Since the beginning of the COVID-19 pandemic in March of this year, we have implemented guidelines on social distancing, executed stay-at-home orders, and applied restrictions for brick-and-mortar stores. This has led to months of store closures, which made e-commerce the primary sales channel for many businesses.
These precautionary measures will have a lasting impact on consumer purchasing behavior long after the pandemic, meaning, consumers will continue to shop online for easy pick up and home delivery. To adapt accordingly, organizations will need to offer omnichannel capabilities and create a seamless experience between their online and offline offerings.

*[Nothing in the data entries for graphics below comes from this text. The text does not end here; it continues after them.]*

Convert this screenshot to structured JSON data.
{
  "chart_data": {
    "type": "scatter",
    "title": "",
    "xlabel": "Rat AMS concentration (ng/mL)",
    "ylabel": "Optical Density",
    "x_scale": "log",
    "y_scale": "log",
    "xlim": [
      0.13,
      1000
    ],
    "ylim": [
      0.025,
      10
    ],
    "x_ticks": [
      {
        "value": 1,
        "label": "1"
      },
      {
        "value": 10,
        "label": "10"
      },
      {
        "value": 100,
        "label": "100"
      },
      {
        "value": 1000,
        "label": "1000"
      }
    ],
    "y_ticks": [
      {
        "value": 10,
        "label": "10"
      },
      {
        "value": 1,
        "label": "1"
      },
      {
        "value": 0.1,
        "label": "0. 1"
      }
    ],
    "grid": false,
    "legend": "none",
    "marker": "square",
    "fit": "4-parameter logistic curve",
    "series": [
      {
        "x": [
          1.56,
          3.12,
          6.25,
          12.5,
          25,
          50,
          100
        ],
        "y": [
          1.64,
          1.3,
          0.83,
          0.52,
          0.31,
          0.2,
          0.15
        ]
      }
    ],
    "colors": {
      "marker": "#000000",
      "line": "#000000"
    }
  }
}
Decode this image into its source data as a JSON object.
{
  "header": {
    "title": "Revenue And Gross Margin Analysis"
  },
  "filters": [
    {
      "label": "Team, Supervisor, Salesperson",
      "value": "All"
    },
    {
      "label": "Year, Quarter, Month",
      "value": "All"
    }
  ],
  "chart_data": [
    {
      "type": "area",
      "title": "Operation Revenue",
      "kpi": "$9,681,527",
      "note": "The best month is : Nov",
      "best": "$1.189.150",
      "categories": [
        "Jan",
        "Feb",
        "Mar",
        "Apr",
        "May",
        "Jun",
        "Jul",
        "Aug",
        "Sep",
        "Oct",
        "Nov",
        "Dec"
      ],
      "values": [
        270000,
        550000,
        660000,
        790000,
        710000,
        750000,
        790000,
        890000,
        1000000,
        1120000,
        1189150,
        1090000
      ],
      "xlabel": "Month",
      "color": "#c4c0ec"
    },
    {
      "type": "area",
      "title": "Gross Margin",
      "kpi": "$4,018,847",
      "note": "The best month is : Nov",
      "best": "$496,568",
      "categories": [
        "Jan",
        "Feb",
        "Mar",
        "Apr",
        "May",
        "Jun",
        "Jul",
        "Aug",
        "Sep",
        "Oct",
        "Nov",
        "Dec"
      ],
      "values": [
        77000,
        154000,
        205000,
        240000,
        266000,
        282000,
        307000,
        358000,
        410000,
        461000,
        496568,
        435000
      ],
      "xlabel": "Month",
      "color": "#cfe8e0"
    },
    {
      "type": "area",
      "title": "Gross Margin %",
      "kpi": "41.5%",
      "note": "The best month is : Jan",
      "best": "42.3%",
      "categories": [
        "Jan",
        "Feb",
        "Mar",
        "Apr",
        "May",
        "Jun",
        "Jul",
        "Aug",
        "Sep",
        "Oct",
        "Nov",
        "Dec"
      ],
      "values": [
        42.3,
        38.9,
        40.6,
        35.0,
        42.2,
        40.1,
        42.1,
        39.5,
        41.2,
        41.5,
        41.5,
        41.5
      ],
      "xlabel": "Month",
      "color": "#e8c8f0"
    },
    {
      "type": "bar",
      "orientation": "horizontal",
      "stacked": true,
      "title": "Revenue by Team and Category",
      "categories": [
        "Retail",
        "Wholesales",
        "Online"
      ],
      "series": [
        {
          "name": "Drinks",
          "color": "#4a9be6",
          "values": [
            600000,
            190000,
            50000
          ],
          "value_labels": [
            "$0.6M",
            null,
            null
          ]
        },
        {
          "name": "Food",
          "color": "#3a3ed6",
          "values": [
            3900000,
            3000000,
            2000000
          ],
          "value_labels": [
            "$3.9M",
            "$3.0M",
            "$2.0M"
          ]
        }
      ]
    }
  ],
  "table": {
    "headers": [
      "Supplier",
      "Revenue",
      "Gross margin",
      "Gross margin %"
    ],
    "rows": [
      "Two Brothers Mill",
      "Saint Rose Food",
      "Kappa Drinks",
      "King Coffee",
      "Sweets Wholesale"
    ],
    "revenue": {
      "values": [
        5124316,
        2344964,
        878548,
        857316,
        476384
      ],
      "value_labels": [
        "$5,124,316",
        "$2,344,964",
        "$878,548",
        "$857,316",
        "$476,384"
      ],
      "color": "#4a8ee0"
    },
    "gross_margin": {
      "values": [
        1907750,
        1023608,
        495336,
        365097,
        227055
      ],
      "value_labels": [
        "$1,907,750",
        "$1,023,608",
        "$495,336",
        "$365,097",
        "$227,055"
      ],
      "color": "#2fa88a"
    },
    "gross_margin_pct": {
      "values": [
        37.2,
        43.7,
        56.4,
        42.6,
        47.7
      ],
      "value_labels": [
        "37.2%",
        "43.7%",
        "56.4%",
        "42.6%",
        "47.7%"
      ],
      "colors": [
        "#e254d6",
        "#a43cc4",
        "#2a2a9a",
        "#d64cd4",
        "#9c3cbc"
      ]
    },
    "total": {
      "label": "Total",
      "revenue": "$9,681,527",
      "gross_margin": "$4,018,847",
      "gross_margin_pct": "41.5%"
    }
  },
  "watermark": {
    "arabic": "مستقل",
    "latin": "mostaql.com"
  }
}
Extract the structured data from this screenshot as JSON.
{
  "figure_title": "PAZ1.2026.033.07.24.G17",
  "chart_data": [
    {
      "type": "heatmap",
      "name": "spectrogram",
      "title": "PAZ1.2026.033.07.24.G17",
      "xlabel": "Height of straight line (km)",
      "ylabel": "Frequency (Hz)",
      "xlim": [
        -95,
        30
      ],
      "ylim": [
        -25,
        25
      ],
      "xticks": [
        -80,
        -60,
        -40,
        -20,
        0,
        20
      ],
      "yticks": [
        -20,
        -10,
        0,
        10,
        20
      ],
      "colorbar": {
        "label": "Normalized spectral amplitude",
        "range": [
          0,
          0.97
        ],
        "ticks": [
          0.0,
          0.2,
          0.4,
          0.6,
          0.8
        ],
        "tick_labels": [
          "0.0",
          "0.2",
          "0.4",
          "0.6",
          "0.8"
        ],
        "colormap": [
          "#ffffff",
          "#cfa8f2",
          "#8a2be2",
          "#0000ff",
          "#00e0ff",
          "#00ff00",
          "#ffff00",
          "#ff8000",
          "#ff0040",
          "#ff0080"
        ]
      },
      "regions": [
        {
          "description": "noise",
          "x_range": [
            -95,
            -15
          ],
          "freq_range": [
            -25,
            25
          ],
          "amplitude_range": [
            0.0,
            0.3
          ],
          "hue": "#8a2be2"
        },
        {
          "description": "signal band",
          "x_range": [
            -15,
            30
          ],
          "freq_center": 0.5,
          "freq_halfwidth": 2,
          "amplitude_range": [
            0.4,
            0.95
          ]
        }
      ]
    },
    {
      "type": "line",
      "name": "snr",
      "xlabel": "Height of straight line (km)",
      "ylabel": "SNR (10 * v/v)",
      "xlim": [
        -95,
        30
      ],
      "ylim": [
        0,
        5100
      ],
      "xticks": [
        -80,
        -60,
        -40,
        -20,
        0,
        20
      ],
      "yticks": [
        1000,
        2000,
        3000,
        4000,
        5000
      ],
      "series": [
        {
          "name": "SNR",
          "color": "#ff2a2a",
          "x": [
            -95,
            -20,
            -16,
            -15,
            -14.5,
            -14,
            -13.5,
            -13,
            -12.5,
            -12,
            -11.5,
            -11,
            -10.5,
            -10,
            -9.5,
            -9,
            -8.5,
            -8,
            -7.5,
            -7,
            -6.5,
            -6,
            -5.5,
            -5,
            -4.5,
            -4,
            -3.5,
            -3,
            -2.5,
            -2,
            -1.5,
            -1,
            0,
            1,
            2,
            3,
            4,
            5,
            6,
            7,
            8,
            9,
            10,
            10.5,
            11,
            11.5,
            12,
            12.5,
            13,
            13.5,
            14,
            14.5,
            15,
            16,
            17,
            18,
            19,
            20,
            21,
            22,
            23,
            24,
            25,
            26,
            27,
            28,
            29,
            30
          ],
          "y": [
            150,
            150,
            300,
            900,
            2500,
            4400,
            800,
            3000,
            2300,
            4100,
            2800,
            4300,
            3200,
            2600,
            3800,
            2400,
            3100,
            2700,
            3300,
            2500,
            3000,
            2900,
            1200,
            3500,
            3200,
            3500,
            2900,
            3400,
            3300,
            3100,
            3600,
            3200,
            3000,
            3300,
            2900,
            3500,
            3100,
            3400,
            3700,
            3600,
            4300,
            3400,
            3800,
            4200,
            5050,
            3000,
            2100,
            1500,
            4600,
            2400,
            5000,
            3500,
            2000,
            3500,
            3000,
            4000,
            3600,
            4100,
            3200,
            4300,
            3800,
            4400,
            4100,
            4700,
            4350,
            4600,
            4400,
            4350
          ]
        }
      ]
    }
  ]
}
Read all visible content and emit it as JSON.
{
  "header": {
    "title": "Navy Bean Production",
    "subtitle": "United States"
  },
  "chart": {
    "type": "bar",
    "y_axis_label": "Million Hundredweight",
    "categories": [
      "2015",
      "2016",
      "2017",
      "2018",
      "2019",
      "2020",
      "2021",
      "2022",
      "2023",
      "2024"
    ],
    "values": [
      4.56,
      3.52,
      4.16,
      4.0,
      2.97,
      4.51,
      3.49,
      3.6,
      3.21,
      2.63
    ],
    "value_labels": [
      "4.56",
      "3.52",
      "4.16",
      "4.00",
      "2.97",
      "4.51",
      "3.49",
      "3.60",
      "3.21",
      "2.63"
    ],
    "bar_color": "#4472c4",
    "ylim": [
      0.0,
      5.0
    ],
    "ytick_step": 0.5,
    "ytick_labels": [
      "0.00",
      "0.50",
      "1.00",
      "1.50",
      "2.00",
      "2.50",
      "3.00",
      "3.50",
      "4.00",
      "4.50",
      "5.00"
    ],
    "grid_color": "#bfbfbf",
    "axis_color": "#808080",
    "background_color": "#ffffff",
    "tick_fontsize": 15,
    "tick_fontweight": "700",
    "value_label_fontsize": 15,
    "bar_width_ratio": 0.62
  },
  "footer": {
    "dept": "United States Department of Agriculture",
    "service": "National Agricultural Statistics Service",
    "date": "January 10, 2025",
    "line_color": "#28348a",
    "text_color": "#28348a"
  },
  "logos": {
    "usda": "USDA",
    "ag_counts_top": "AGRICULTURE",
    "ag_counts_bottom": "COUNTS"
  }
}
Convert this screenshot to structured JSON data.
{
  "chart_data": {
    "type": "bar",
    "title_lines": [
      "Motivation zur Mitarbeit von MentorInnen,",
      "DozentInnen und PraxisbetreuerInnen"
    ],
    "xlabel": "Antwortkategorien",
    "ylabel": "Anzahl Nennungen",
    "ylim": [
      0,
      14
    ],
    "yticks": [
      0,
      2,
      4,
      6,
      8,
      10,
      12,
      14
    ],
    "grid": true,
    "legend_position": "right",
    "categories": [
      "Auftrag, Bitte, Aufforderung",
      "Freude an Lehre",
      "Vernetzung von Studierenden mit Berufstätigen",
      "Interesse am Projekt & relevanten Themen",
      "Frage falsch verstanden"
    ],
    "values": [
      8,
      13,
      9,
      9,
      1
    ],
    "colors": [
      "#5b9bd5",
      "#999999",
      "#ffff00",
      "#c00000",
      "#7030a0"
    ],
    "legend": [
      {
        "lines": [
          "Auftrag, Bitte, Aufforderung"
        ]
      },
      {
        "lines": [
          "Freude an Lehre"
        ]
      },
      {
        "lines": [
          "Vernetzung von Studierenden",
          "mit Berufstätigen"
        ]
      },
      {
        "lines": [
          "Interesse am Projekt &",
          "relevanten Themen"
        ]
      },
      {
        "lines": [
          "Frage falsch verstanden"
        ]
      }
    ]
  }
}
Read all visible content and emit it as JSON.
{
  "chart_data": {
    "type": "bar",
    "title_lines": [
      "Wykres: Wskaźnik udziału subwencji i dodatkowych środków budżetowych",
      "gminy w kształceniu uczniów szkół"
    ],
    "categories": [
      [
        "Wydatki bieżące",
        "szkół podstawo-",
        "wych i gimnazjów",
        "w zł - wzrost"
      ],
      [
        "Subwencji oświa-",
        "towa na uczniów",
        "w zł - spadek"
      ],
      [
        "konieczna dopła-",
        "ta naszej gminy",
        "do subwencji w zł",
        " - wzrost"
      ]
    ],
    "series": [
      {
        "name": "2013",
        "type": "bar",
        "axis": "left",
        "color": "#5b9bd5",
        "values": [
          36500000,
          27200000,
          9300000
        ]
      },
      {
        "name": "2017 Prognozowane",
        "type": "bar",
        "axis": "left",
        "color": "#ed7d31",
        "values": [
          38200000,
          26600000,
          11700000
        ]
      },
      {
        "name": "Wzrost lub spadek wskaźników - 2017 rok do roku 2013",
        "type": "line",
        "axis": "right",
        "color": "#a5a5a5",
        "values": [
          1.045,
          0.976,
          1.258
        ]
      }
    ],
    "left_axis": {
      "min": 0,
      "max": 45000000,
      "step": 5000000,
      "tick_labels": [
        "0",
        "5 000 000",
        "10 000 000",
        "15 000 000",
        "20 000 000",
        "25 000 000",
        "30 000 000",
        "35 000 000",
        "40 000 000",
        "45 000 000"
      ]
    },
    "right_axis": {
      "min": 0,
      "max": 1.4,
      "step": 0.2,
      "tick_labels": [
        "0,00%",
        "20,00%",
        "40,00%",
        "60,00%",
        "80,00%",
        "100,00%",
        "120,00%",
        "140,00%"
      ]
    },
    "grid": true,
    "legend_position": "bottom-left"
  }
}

Big-Box stores have fared well during the pandemic due to previous investments in inventory visibility, already having on-line systems in place enabling shoppers to see available stock, and being able to pick up orders from nearby stores. As such, it was naturally easier for these organizations to shift operations fully or partially to curbside pickup. Other retailers have not done as well. This is likely due to fewer resources, lack of connectivity, and segregation of inventory between online and in-store inventory management systems.
However, Multi-Echelon Inventory Optimization (MEIO) advances inventories across the network to improve service levels while lowering costs. This level of connectivity enables insight into in-store inventory and seamless execution of on-line orders.
Leveraging Sales Data
Initial store closures caused a spike in online shopping traffic for which few retailers were prepared. Added to that, retailers had to start operating with reduced workforces to maintain safe distancing between employees and this has led to fulfillment delays. To avoid any additional challenges, retailers need better foresight to anticipate demand fluctuations and adjust their operations.
This is an area where demand sensing can help by making large volumes of data available to support decisions at all levels of business. Data can be collected in real-time allowing decision-makers to proactively understand:
- How much demand will rise/fall?
- What is driving demand?
- Sources of demand?
Knowing this kind of data allows distribution centers, fulfillment partners, and stores to prepare well in advance.
Organizations don’t have to calculate demand forecasts manually. With artificial intelligence (AI) models, organizations can produce accurate projections by considering multi-dimensional dynamics. Instead of spending time digging into data, retailers can use AI-generated insights to stay ahead of the curve by appropriately staffing warehouses, planning shipping routes, and ensuring timely fulfillment across all channels.
Ultimately, these strategies come down to transparency, connectivity, and agility. When organizations make upstream decisions based on real-time downstream data, it not only benefits omnichannel fulfillment and meets consumer expectations, it also builds adaptability and resilience for the future.